Summary
The paper provides a new dataset designed to make it quicker and easier to model climate scenarios where SRM is used, compared to those where it is not. This could allow more scenarios to be created and shared to help governance decisions, such as what happens if one country decides to deploy SRM alone, or if SRM deployment suddenly stops.
Abstract
In this paper we present GeoMIP-pattern, the first global geoengineering pattern scaling dataset. This dataset is useful to generate custom solar radiation modification scenarios and to emulate the GeoMIP model output with low data volume.

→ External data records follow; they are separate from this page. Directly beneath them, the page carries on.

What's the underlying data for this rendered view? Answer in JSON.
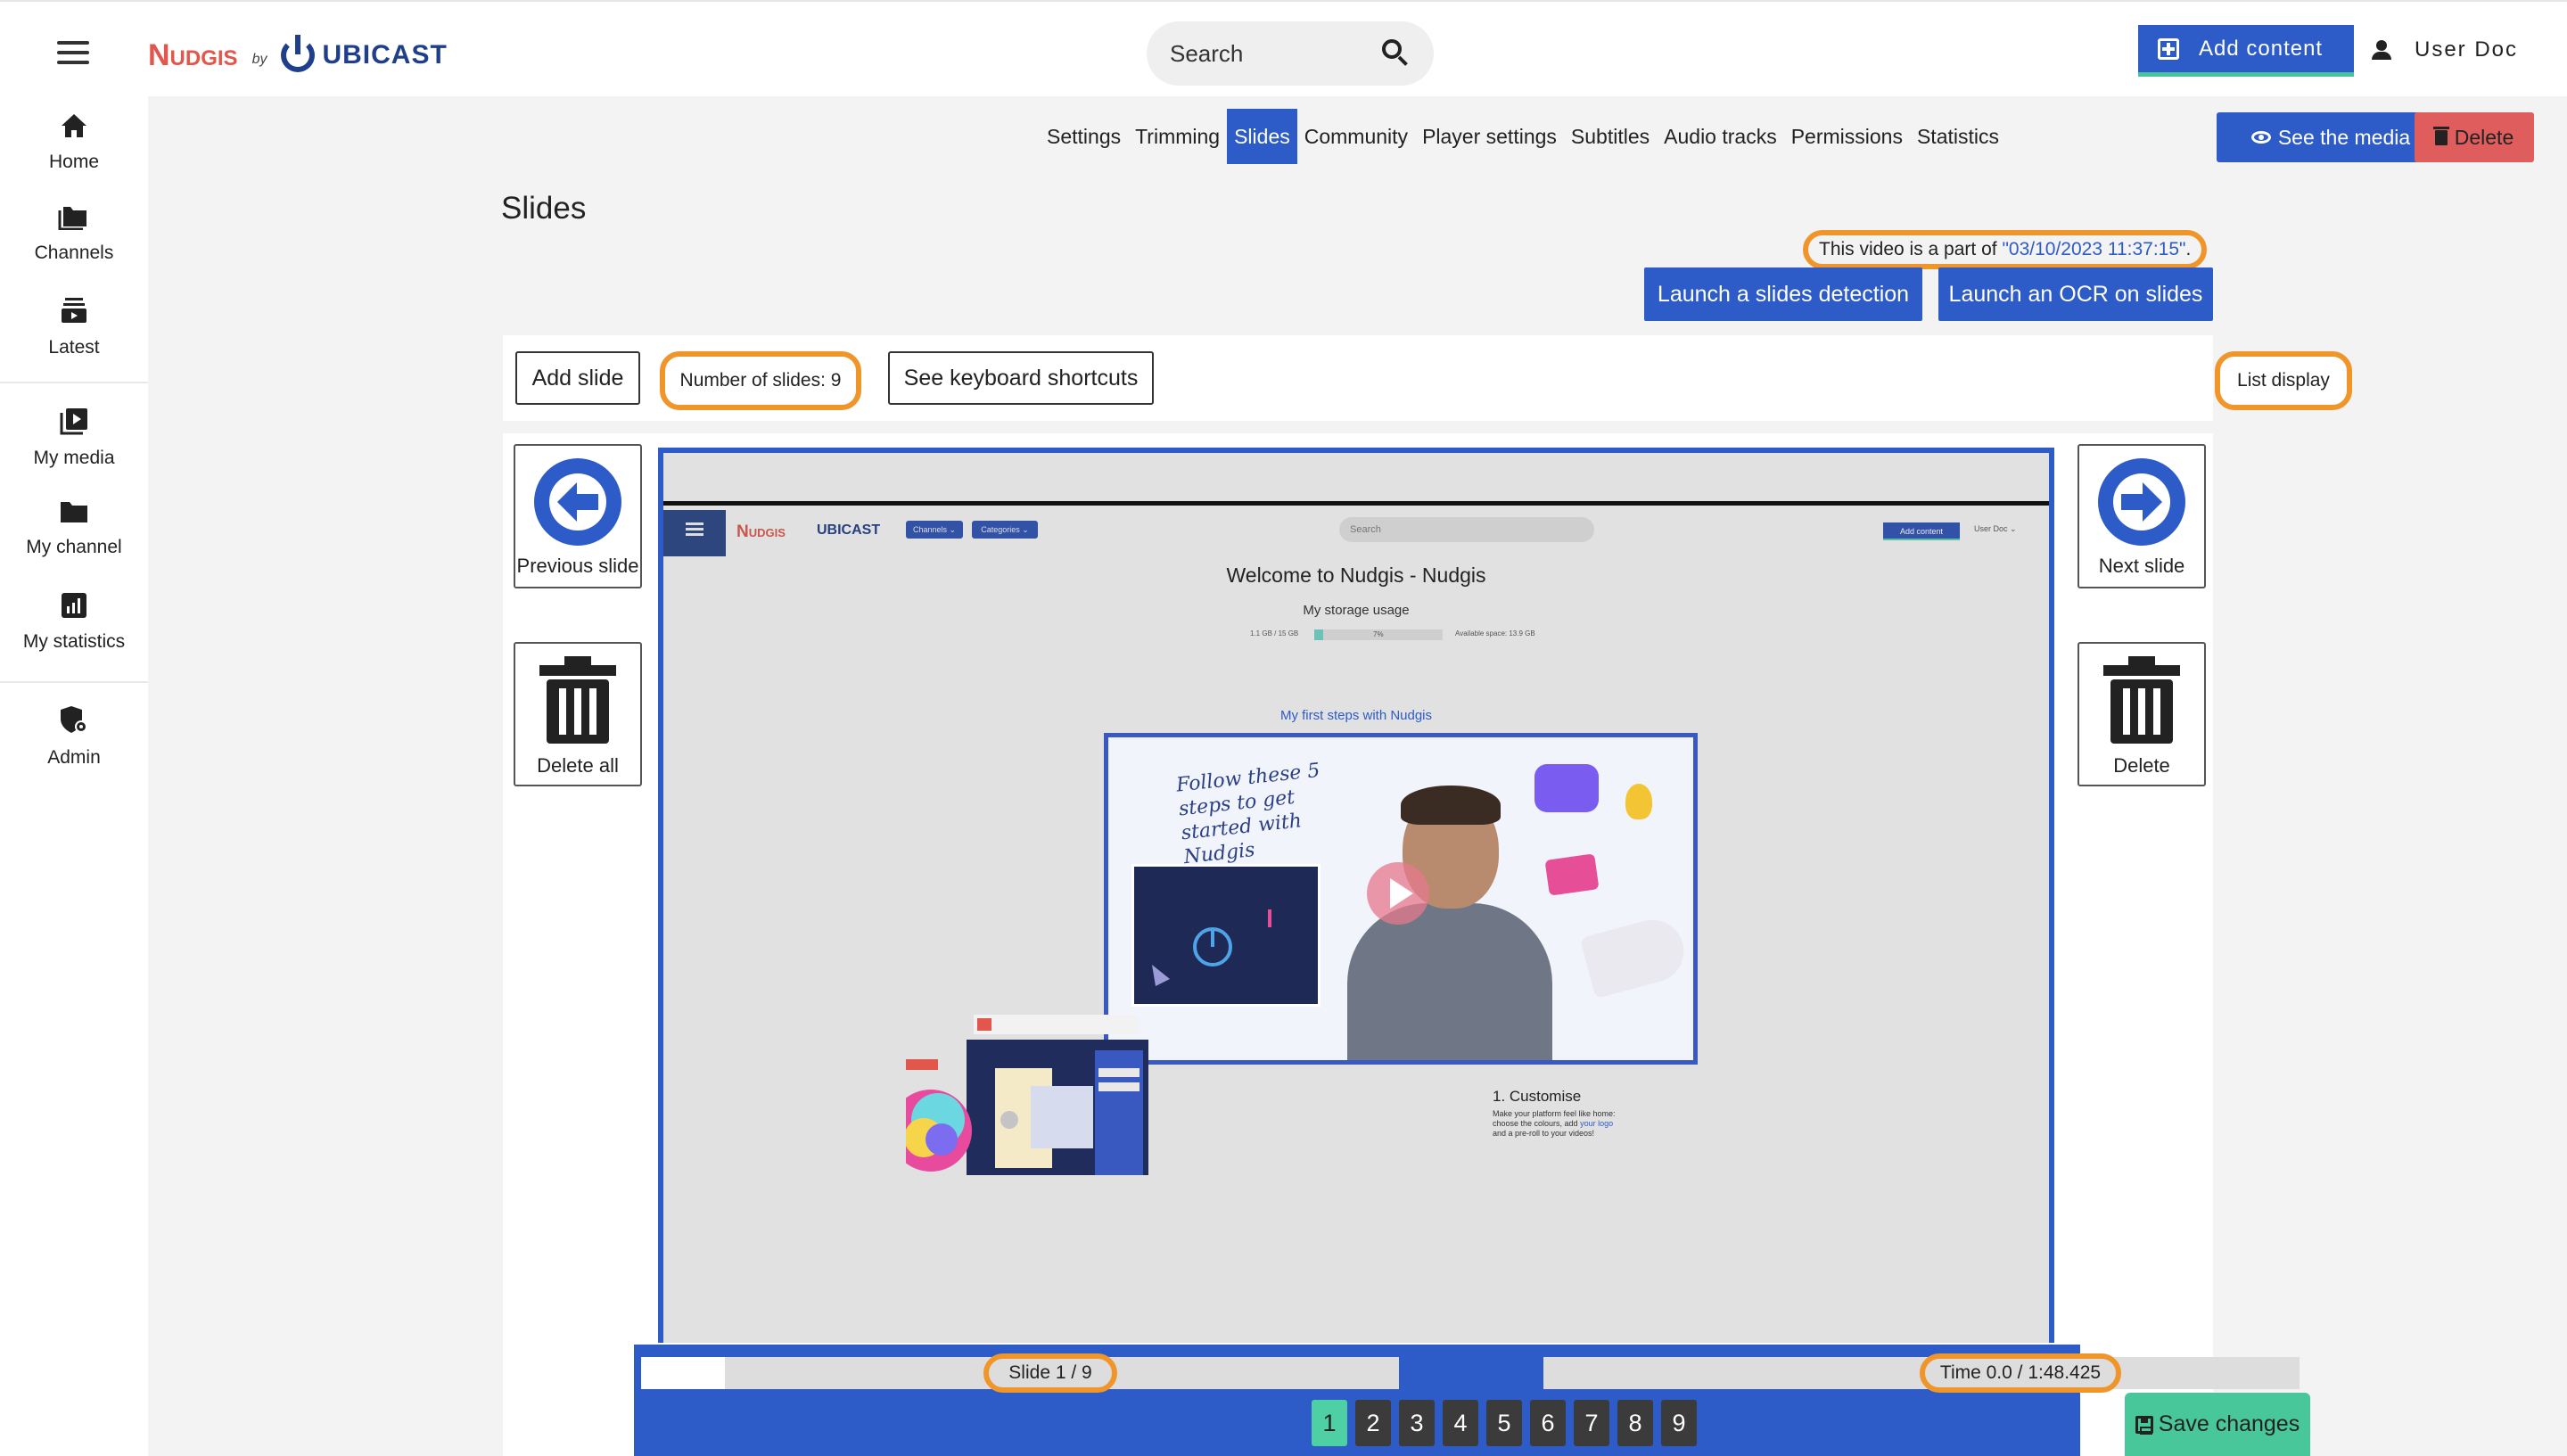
{
  "header": {
    "logo_nudgis": "Nudgis",
    "logo_by": "by",
    "logo_ubicast": "UBICAST",
    "search_placeholder": "Search",
    "add_content_label": "Add content",
    "user_name": "User Doc"
  },
  "sidebar": {
    "items": [
      {
        "label": "Home",
        "icon": "home-icon"
      },
      {
        "label": "Channels",
        "icon": "folder-icon"
      },
      {
        "label": "Latest",
        "icon": "latest-icon"
      },
      {
        "label": "My media",
        "icon": "my-media-icon"
      },
      {
        "label": "My channel",
        "icon": "folder-icon"
      },
      {
        "label": "My statistics",
        "icon": "statistics-icon"
      },
      {
        "label": "Admin",
        "icon": "admin-shield-icon"
      }
    ]
  },
  "tabs": {
    "items": [
      "Settings",
      "Trimming",
      "Slides",
      "Community",
      "Player settings",
      "Subtitles",
      "Audio tracks",
      "Permissions",
      "Statistics"
    ],
    "active": "Slides"
  },
  "actions": {
    "see_media": "See the media",
    "delete": "Delete"
  },
  "page": {
    "title": "Slides",
    "video_part_prefix": "This video is a part of ",
    "video_part_link": "\"03/10/2023 11:37:15\"",
    "video_part_suffix": ".",
    "launch_detection": "Launch a slides detection",
    "launch_ocr": "Launch an OCR on slides"
  },
  "toolbar": {
    "add_slide": "Add slide",
    "number_of_slides": "Number of slides: 9",
    "keyboard_shortcuts": "See keyboard shortcuts",
    "list_display": "List display"
  },
  "editor": {
    "previous_slide": "Previous slide",
    "next_slide": "Next slide",
    "delete_all": "Delete all",
    "delete_slide": "Delete",
    "slide_counter": "Slide 1 / 9",
    "time_counter": "Time 0.0 / 1:48.425",
    "slide_progress": 0.11,
    "pages": [
      "1",
      "2",
      "3",
      "4",
      "5",
      "6",
      "7",
      "8",
      "9"
    ],
    "active_page": "1",
    "save_changes": "Save changes"
  },
  "slide_preview": {
    "menu_label": "Menu",
    "logo": "Nudgis",
    "logo_ubicast": "UBICAST",
    "channels_chip": "Channels ⌄",
    "categories_chip": "Categories ⌄",
    "search": "Search",
    "add_content": "Add content",
    "user": "User Doc ⌄",
    "heading": "Welcome to Nudgis - Nudgis",
    "storage_title": "My storage usage",
    "storage_used": "1.1 GB / 15 GB",
    "storage_percent": "7%",
    "storage_available": "Available space: 13.9 GB",
    "steps_title": "My first steps with Nudgis",
    "thumb_text": "Follow these 5 steps to get started with Nudgis",
    "customise_title": "1. Customise",
    "customise_desc_1": "Make your platform feel like home:",
    "customise_desc_2": "choose the colours, add ",
    "customise_desc_link": "your logo",
    "customise_desc_3": "and a pre-roll to your videos!"
  },
  "colors": {
    "primary": "#2d5bc8",
    "danger": "#e05d5d",
    "highlight": "#f0952a",
    "success": "#48c79a"
  }
}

Temperature, precipitation, and relative humidity patterns are derived from ScenarioMIP SSP5-8.5 and GeoMIP G6sulfur model output data using a two-step approach: the first scaling patterns are obtained by estimating a linear regression between the field of interest and the SSP5-8.5 annual global mean surface temperature, allowing for the calculation of no stratospheric aerosol injection scenarios for a global spatial grid. The second patterns are produced by regressing the field of interest on the annual global temperature difference between the G6sulfur and SSP5-8.5 experiments, which in combination with the first pattern emulates the stratospheric aerosol injection scenario. The dataset contains validation statistics, including unit root hypothesis tests novel to the field of pattern scaling, which demonstrate that the pattern slope adequately captures local changes, with most regions showing no remaining trend or nonstationarities in the residuals.